3 min read

Waggle dance with ggbeeswarm and emoGG

Matt Dray (@mattdray)

A bee scene from irreverent 90s Nicktoon Hey Arnold! (via Giphy)

A bee scene from irreverent 90s Nicktoon ‘Hey Arnold!’ (via Giphy)

How to plot grouped continuous data?

A boxplot lets you show continuous data split by categories, but it hides the data points and doesn’t tell you much about distribution. A violin chart will show the distribution but you still don’t know about the density of data.

Stripcharts show the data for each category as individual points. The points can be layered on top of each other where they take the same Y value and can be stretched arbitrarily along the X axis.

If you don’t have too much data, or if you sample it, you can stop the data points in a stripchart from overlapping and instead line them up side by side where they take the same Y value. This is called a ‘beeswarm’.

Why? Probably because the cloud of data you’re plotting looks a bit like a swarm of bees.

Obvious next step

We can test this theory by plotting the points as actual bees, lol. Well, emoji bees. Duncan (of tidyxl and unpivotr fame) did exactly this and tweeted the plot and code.

To summarise, Duncan did this by hacking emojis via emoGG into ggbeeswarm’s geom_beeswarm() function to create gg_beeswarm_emoji() (patent pending).

Obvious next next step

Wouldn’t it be better if the little emoji bees moved around a little bit? Almost like a waggle dance?

I cheated a little bit and recoded the geom_quasirandom() function from ggbeeswarm instead of geom_beeswarm(). Why? Beeswarm plots have an inherent ‘neatness’ to them. That is not becoming of a beeswarm. Instead, geom_quasirandom() gives you some ‘random’ jitter each time you plot the data.

So we can plot the same data several times and stack the images into a gif. One easy way to do this is via the magick package, a re-engineering of the open-source ImageMagick sute of tools from Jeroen Ooms at ROpenSci.


Load the packages.

library(emoGG)  # remotes::install_github("dill/emoGG")

Recode the geom_quasirandom() to display emoji. Idea stolen from Duncan’s tweet.

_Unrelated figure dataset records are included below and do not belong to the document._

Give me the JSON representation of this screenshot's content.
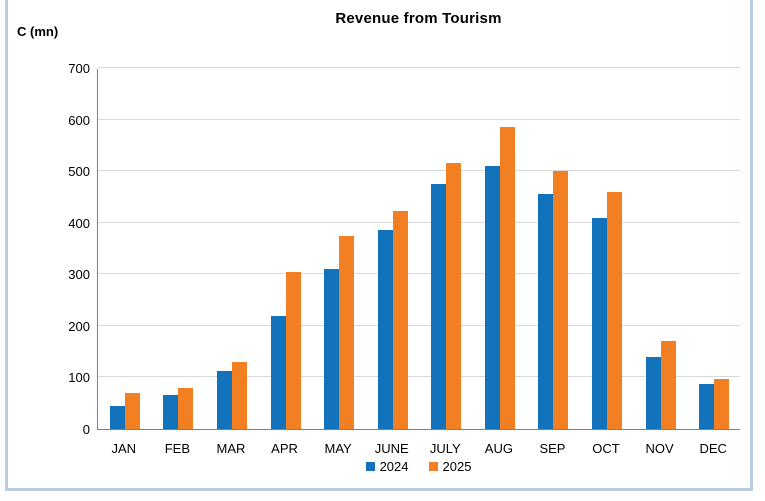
{
  "chart_data": {
    "type": "bar",
    "title": "Revenue from Tourism",
    "ylabel": "C (mn)",
    "xlabel": "",
    "categories": [
      "JAN",
      "FEB",
      "MAR",
      "APR",
      "MAY",
      "JUNE",
      "JULY",
      "AUG",
      "SEP",
      "OCT",
      "NOV",
      "DEC"
    ],
    "series": [
      {
        "name": "2024",
        "color": "#1273BC",
        "values": [
          45,
          65,
          113,
          220,
          310,
          385,
          475,
          510,
          455,
          410,
          140,
          87
        ]
      },
      {
        "name": "2025",
        "color": "#F28022",
        "values": [
          70,
          80,
          130,
          305,
          375,
          422,
          515,
          585,
          500,
          460,
          170,
          97
        ]
      }
    ],
    "ylim": [
      0,
      700
    ],
    "yticks": [
      0,
      100,
      200,
      300,
      400,
      500,
      600,
      700
    ],
    "grid": true,
    "legend_position": "bottom"
  },
  "colors": {
    "frame_border": "#B9CDE5",
    "axis_line": "#808080",
    "gridline": "#D9D9D9",
    "background": "#FFFFFF",
    "text": "#000000"
  }
}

geom_quasi_emoji <- function (mapping = NULL, data = NULL, width = NULL, varwidth = FALSE, 
          bandwidth = 0.5, nbins = NULL, method = "quasirandom", groupOnX = NULL, 
          dodge.width = 0, stat = "identity", position = "quasirandom", 
          na.rm = FALSE, show.legend = NA, inherit.aes = TRUE, emoji = "1f4l1d", ...) {
  img <- emoji_get(emoji)[[1]]
  position <- position_quasirandom(width = width, varwidth = varwidth, 
                                   bandwidth = bandwidth, nbins = nbins, method = method, 
                                   groupOnX = groupOnX, dodge.width = dodge.width)
  ggplot2::layer(data = data, mapping = mapping, stat = stat, 
                 geom = emoGG:::GeomEmoji, position = position, show.legend = show.legend, 
                 inherit.aes = inherit.aes, params = list(na.rm = na.rm, img = img, ...))

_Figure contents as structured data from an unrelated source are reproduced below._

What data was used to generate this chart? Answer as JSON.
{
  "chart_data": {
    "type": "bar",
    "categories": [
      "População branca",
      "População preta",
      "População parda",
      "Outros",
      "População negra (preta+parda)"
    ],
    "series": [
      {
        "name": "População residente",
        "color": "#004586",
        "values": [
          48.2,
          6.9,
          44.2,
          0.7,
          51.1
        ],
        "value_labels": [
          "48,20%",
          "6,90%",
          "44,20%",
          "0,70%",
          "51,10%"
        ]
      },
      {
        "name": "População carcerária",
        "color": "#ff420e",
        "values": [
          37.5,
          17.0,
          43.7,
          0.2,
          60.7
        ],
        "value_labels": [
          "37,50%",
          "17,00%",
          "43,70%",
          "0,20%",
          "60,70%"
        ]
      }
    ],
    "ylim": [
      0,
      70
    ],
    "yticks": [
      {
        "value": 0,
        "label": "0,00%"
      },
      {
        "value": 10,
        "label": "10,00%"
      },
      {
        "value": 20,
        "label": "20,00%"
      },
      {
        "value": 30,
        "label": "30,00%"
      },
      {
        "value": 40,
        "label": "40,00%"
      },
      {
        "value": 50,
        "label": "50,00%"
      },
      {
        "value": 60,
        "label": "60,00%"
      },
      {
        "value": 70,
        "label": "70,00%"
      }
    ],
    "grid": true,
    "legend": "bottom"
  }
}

It makes sense to use the data that Duncan generated so we can compare the static plot to the animated one.

swarm <- data.frame(
  "variable" = rep(c("runif", "rnorm"), each = 100),
  "value" = c(runif(100, min = -3, max = 3), rnorm(100))

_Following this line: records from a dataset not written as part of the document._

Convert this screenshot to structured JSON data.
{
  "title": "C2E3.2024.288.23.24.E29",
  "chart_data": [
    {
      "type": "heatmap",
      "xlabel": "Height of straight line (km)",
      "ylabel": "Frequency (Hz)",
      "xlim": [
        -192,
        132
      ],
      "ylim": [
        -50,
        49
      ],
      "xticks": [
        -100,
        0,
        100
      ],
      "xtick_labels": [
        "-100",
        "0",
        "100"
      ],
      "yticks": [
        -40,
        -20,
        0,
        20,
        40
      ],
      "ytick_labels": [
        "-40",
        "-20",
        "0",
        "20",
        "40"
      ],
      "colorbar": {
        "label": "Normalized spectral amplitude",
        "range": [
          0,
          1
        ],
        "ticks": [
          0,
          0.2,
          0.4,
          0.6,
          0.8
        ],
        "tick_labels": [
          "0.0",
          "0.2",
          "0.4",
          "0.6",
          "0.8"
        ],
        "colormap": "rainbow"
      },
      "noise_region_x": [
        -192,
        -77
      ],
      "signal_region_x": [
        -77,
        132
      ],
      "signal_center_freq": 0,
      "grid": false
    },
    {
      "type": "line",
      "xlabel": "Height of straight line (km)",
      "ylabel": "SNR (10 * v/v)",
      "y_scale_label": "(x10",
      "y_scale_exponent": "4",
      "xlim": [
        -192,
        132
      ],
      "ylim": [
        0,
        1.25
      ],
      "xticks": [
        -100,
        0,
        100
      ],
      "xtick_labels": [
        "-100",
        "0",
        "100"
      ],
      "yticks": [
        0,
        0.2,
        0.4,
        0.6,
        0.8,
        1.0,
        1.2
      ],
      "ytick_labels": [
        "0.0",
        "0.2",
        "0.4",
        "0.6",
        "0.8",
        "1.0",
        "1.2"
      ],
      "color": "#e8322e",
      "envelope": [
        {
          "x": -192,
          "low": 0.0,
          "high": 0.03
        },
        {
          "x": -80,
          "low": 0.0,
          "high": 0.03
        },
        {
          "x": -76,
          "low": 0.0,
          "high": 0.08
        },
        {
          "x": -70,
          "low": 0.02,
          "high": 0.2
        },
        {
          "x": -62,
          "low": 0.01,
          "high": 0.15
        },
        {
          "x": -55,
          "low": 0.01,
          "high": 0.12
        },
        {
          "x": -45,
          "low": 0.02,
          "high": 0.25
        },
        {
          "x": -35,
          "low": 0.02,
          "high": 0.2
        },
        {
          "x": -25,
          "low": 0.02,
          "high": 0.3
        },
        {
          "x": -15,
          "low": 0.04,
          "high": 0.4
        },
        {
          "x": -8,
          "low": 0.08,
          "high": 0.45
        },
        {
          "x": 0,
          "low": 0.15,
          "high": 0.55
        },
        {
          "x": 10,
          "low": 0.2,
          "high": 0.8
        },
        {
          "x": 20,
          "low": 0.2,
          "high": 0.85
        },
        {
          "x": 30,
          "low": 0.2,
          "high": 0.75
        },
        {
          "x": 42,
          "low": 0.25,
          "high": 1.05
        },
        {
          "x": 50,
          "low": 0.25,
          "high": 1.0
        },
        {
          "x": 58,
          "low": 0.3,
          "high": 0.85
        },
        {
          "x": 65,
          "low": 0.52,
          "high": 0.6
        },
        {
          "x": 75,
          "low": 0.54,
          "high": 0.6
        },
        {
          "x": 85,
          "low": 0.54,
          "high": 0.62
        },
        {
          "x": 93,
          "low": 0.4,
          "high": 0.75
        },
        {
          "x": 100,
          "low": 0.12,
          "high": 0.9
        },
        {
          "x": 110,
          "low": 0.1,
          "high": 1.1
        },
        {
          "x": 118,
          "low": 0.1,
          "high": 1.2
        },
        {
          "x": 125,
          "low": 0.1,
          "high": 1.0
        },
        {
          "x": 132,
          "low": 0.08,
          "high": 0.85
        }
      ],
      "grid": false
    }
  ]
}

Let’s define what our plot should look like. method = "pseudorandom" is the bit that gives us the jittering.

plot <- ggplot(swarm, aes(variable, value)) +
  geom_quasi_emoji(emoji = "1f41d", method = "pseudorandom") +
  theme(panel.background = element_rect(fill = "skyblue")) +
  ggtitle("WAGGLE DANCE")

Now we can create a few versions of thi plot with different jittering. The plots are magick objects made with image_graph() from magick.

We can loop through a few plots, each representing a frame in the final gif.

And now image_animate() can be used to combine those magick objects into a gif.

waggle_dance <- image_animate(c(t1, t2, t3, t4))

And we can save this with image_write().

image_write(waggle_dance, "waggle_dance.gif")

Well done, we got through this without any bee puns.